The trick of doing steampunk well is to make all these temporal collisions both necessary to the story, and exciting inclusions.  Steam engines per se are pretty dull unless you get off on such things, no matter what they are attached to or whatever bizarre function they are set to perform.  The danger lies in simply writing Victorian porn with some murky science fiction thrown in for effect or to meet the editors’ Call for Submissions.  Good and bad examples appear in this volume.

Then too all these airships and sundry other machinery that populate these fictive skies must be belching massive quantities of carbon fuel exhaust, a problem that seems not to trouble these authors at all.  In short, it is as though they find the Industrial Age a sort of divine intervention in human affairs, with none of the demonic effects we now know to be the case.  They forget that it took half of the 20th century to clean up a fair portion of the soot left in Europe from the 19th.

One area that seems particularly irksome is the tendency to explain all sorts of anomalies by the fact that character X is from an alternate universe and thus able to do and think all sorts of things ordinary Victorians do not.  Without some explanation of how or why this person is around, the effect is that of a bad deus ex machina, a simple cheat to get the problem off stage.

The other pitfall of steampunk is applying the mental habits of the late 20th Century to that of the late 19th.  Few of these writers seem to have made it to the 21st. While I am perfectly willing to accept the post-modern dictum that history is not the study of group think, I am also aware that economic conditions and oppressions of empire impel people into certain point’s of view.  I am all for the exception in such matters but the author has to justify his/her choices, not just post them like surprise counterindications about the past.  It’s a tricky problem.

Some authors here solve the anamolies very well, like Roxy Katt, who describes her voluptuous female characters as the literal embodiment of the zeppelin in “The Zeppelin Raiders””

Ah, but the feature of the suit that had immediately arrested Constance’s attention was not the voluptuousness of breast and buttock, nor the claustrophobic cocooning of the suit’s design, but the tightly armored groin covering which was a kind of metal dome  or codpiece – an enormous one – tightly fastened to the form fitting suit.  “Mother ,”Constance had said, “if I may be so bold, “ she gestured between the legs of the suit not quite managing  to suppress an involuntary giggle, “What on earth…? 

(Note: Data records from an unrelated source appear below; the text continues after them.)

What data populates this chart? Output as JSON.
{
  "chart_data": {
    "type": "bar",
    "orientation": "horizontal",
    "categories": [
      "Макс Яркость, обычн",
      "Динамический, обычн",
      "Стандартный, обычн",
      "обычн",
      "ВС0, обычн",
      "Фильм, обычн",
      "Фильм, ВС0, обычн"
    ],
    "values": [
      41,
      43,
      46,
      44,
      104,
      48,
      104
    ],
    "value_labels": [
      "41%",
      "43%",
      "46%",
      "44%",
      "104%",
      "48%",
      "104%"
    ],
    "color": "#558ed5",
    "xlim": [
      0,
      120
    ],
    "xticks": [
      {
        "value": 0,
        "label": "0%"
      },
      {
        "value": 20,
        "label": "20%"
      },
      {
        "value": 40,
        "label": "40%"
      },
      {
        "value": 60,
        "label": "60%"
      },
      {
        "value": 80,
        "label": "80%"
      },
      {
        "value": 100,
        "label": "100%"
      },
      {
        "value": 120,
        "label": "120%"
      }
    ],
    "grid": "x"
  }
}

Probably the best way to look at these stories is as outsized fantasy – erotic fairy tales -- with a nod to science fiction for the fun of it.  I don’t see how anyone can go wrong with Like a Corset Undone as the title alone is an invitation to the most luscious fantasy. It just requires that the reader take it as that, and not demand too much in the way of actual history or science as its basis.